Like, I'm not talking about Stravinsky, obviously they had four flutes there (six, technically), and they may as well have used sixty for all that it mattered.
But they started the concert with a much smaller orchestra, and played a classical piece by a local French-German composer from 1827 or something. There she was all on her own, and yeah, her instrument would cut through tutti like butter. They didn't have to diminuendo. It's like she had an amp on it.
 
5:53 PM
@RegDwigнt how much did you pay for your ticket?
 
On more than one occasion I was like, who the fuck is playing the piccolo, there is no piccolo in the hall. It was all just her. And again, she wasn't even that high. Actually in that register the piccolo wouldn't be piercing at all.
@skullpetrol 35 Eurobucks.
I believe the prices start at like 18, with discounts for elderly and the like.

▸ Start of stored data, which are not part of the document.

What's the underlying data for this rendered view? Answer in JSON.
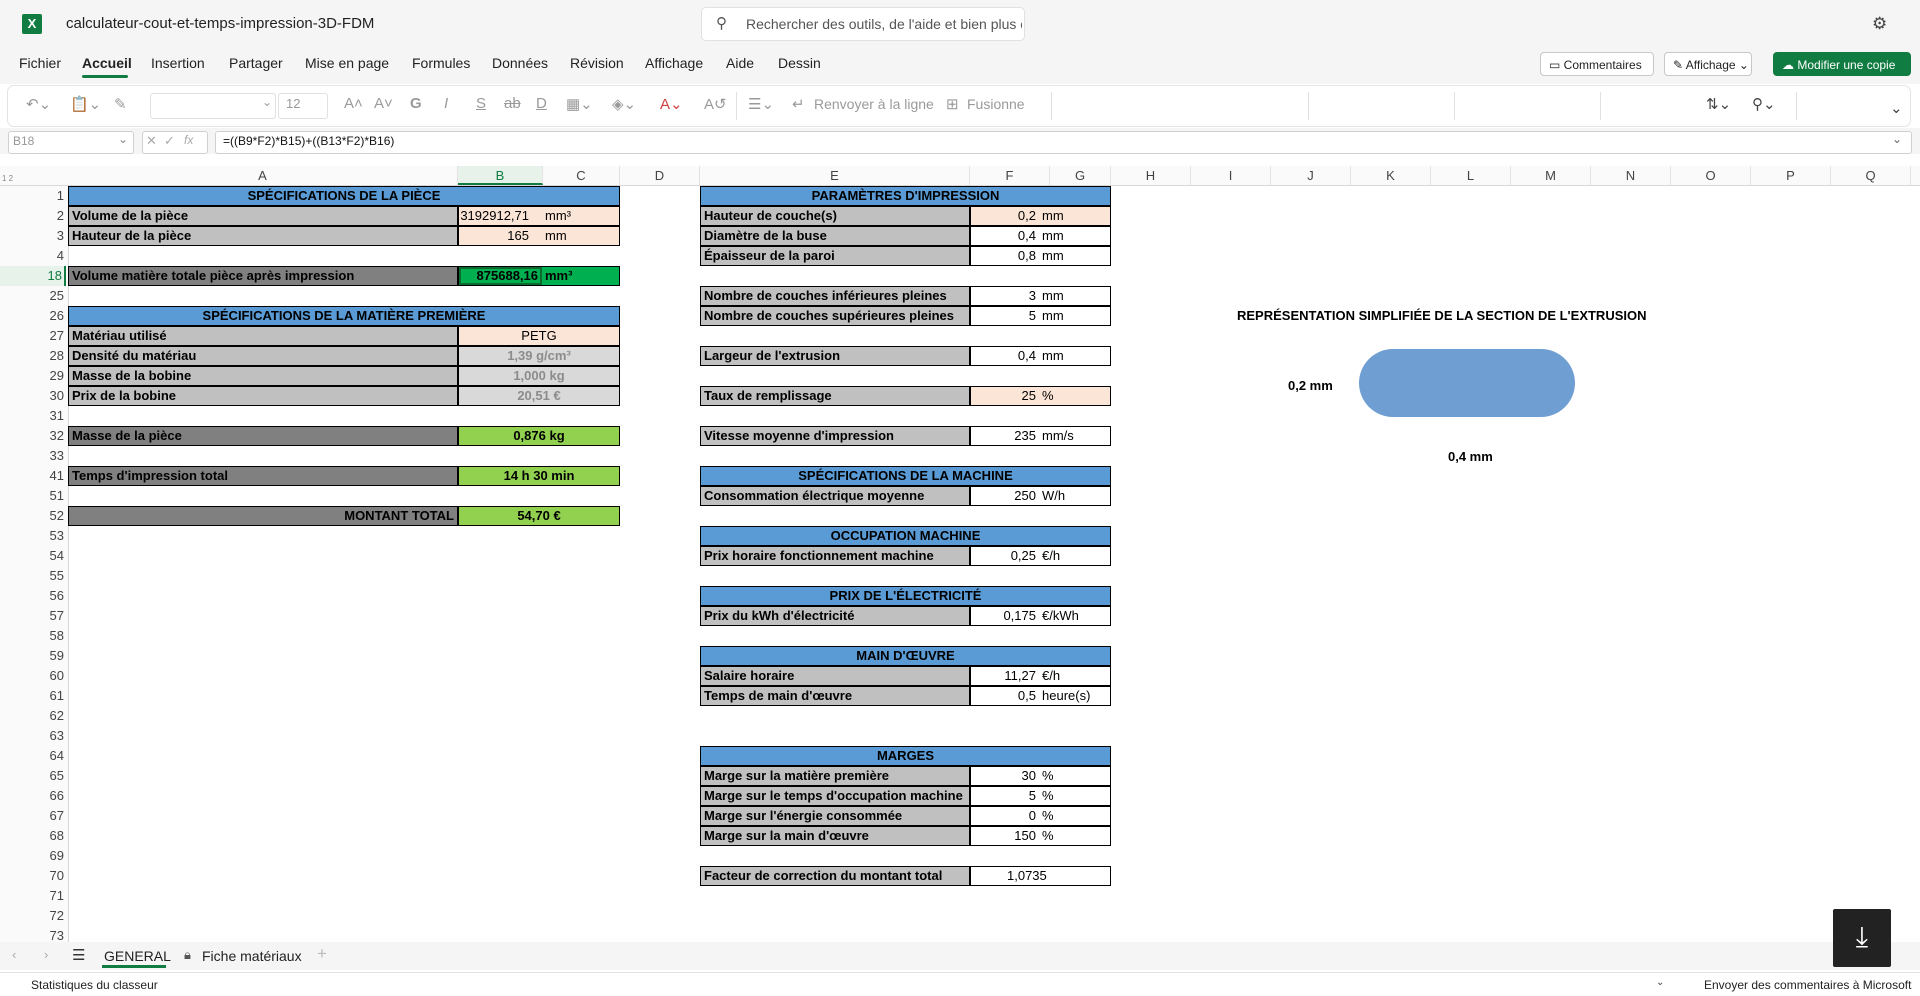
{
  "app": {
    "logo": "X",
    "doc_title": "calculateur-cout-et-temps-impression-3D-FDM",
    "search_placeholder": "Rechercher des outils, de l'aide et bien plus e",
    "settings_icon": "gear-icon"
  },
  "menu": {
    "items": [
      "Fichier",
      "Accueil",
      "Insertion",
      "Partager",
      "Mise en page",
      "Formules",
      "Données",
      "Révision",
      "Affichage",
      "Aide",
      "Dessin"
    ],
    "active": "Accueil",
    "comments_label": "Commentaires",
    "view_label": "Affichage",
    "edit_copy_label": "Modifier une copie"
  },
  "ribbon": {
    "font_size": "12",
    "wrap_label": "Renvoyer à la ligne",
    "merge_label": "Fusionne"
  },
  "formula_bar": {
    "name_box": "B18",
    "fx_label": "fx",
    "formula": "=((B9*F2)*B15)+((B13*F2)*B16)"
  },
  "columns": [
    "A",
    "B",
    "C",
    "D",
    "E",
    "F",
    "G",
    "H",
    "I",
    "J",
    "K",
    "L",
    "M",
    "N",
    "O",
    "P",
    "Q"
  ],
  "rows": [
    "1",
    "2",
    "3",
    "4",
    "18",
    "25",
    "26",
    "27",
    "28",
    "29",
    "30",
    "31",
    "32",
    "33",
    "41",
    "51",
    "52",
    "53",
    "54",
    "55",
    "56",
    "57",
    "58",
    "59",
    "60",
    "61",
    "62",
    "63",
    "64",
    "65",
    "66",
    "67",
    "68",
    "69",
    "70",
    "71",
    "72",
    "73"
  ],
  "left_table": {
    "piece_header": "SPÉCIFICATIONS DE LA PIÈCE",
    "volume_label": "Volume de la pièce",
    "volume_value": "3192912,71",
    "volume_unit": "mm³",
    "height_label": "Hauteur de la pièce",
    "height_value": "165",
    "height_unit": "mm",
    "total_volume_label": "Volume matière totale pièce après impression",
    "total_volume_value": "875688,16",
    "total_volume_unit": "mm³",
    "material_header": "SPÉCIFICATIONS DE LA MATIÈRE PREMIÈRE",
    "material_label": "Matériau utilisé",
    "material_value": "PETG",
    "density_label": "Densité du matériau",
    "density_value": "1,39 g/cm³",
    "spool_mass_label": "Masse de la bobine",
    "spool_mass_value": "1,000 kg",
    "spool_price_label": "Prix de la bobine",
    "spool_price_value": "20,51 €",
    "part_mass_label": "Masse de la pièce",
    "part_mass_value": "0,876 kg",
    "print_time_label": "Temps d'impression total",
    "print_time_value": "14 h 30 min",
    "total_label": "MONTANT TOTAL",
    "total_value": "54,70 €"
  },
  "right_table": {
    "print_header": "PARAMÈTRES D'IMPRESSION",
    "layer_label": "Hauteur de couche(s)",
    "layer_value": "0,2",
    "layer_unit": "mm",
    "nozzle_label": "Diamètre de la buse",
    "nozzle_value": "0,4",
    "nozzle_unit": "mm",
    "wall_label": "Épaisseur de la paroi",
    "wall_value": "0,8",
    "wall_unit": "mm",
    "bottom_label": "Nombre de couches inférieures pleines",
    "bottom_value": "3",
    "bottom_unit": "mm",
    "top_label": "Nombre de couches supérieures pleines",
    "top_value": "5",
    "top_unit": "mm",
    "extrusion_label": "Largeur de l'extrusion",
    "extrusion_value": "0,4",
    "extrusion_unit": "mm",
    "infill_label": "Taux de remplissage",
    "infill_value": "25",
    "infill_unit": "%",
    "speed_label": "Vitesse moyenne d'impression",
    "speed_value": "235",
    "speed_unit": "mm/s",
    "machine_header": "SPÉCIFICATIONS DE LA MACHINE",
    "power_label": "Consommation électrique moyenne",
    "power_value": "250",
    "power_unit": "W/h",
    "occupation_header": "OCCUPATION MACHINE",
    "hourly_machine_label": "Prix horaire fonctionnement machine",
    "hourly_machine_value": "0,25",
    "hourly_machine_unit": "€/h",
    "electricity_header": "PRIX DE L'ÉLECTRICITÉ",
    "kwh_label": "Prix du kWh d'électricité",
    "kwh_value": "0,175",
    "kwh_unit": "€/kWh",
    "labor_header": "MAIN D'ŒUVRE",
    "salary_label": "Salaire horaire",
    "salary_value": "11,27",
    "salary_unit": "€/h",
    "labor_time_label": "Temps de main d'œuvre",
    "labor_time_value": "0,5",
    "labor_time_unit": "heure(s)",
    "margins_header": "MARGES",
    "m1_label": "Marge sur la matière première",
    "m1_value": "30",
    "m1_unit": "%",
    "m2_label": "Marge sur le temps d'occupation machine",
    "m2_value": "5",
    "m2_unit": "%",
    "m3_label": "Marge sur l'énergie consommée",
    "m3_value": "0",
    "m3_unit": "%",
    "m4_label": "Marge sur la main d'œuvre",
    "m4_value": "150",
    "m4_unit": "%",
    "corr_label": "Facteur de correction du montant total",
    "corr_value": "1,0735"
  },
  "diagram": {
    "title": "REPRÉSENTATION SIMPLIFIÉE DE LA SECTION DE L'EXTRUSION",
    "height_label": "0,2 mm",
    "width_label": "0,4 mm",
    "fill_color": "#6f9ed2"
  },
  "sheets": {
    "active": "GENERAL",
    "second": "Fiche matériaux"
  },
  "status": {
    "left": "Statistiques du classeur",
    "right": "Envoyer des commentaires à Microsoft"
  }
}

If you study at a university or the local music school, you can even get in completely for free, if there's still seats left three days before the concert.
For that reason alone I've been considering taking up music studies.
 
Go for it.
 
But yeah anyway. Whenever I go, I always pick a very specific seat right above the violin section. I am literally sitting above the stage looking at their sheet music. The harps are also right below me. And I see the conductor from the side, right in front of me. Maybe like 30 feet away. It's awesome.
But yeah that seat is obviously more expensive than sitting in the back in the parterre.
 
Have you looked into an on-line way of taking up music studies there?
 
I don't think they do that, but I wouldn't take it if they did.
The whole point of going to a music school, well any school, but music school only tenfold so, is socializing. Talking to people. In person.
You can't do anything in music without knowing people. And that's where you get to know people.
 
6:07 PM
I see.
 
And like, I'm not talking music industry producers. Though those too. I'm literally talking anyone at all. Composers, musicians, conductors, instrument makers, teachers, everyone.
It's a closed-off world. It's impenetrable from the outside. You have to know people to know people.
You need to show your face.
But yeah if I just wanted to save up on the tickets, I could sign up and never go I guess.
But it's not as easy as signing up for maths or business or computer science.
It costs a bunch, and they don't take everyone. There's entry exams.
And it's a lot.
So if you actually manage to go through it all and they take you, you might as well go study and not fuck it up.
Again, it's a closed world and they'll remember your name very well.
 
Right.
 
Especially with a name like mine.
Which is literally one-of-a-kind in the entire world.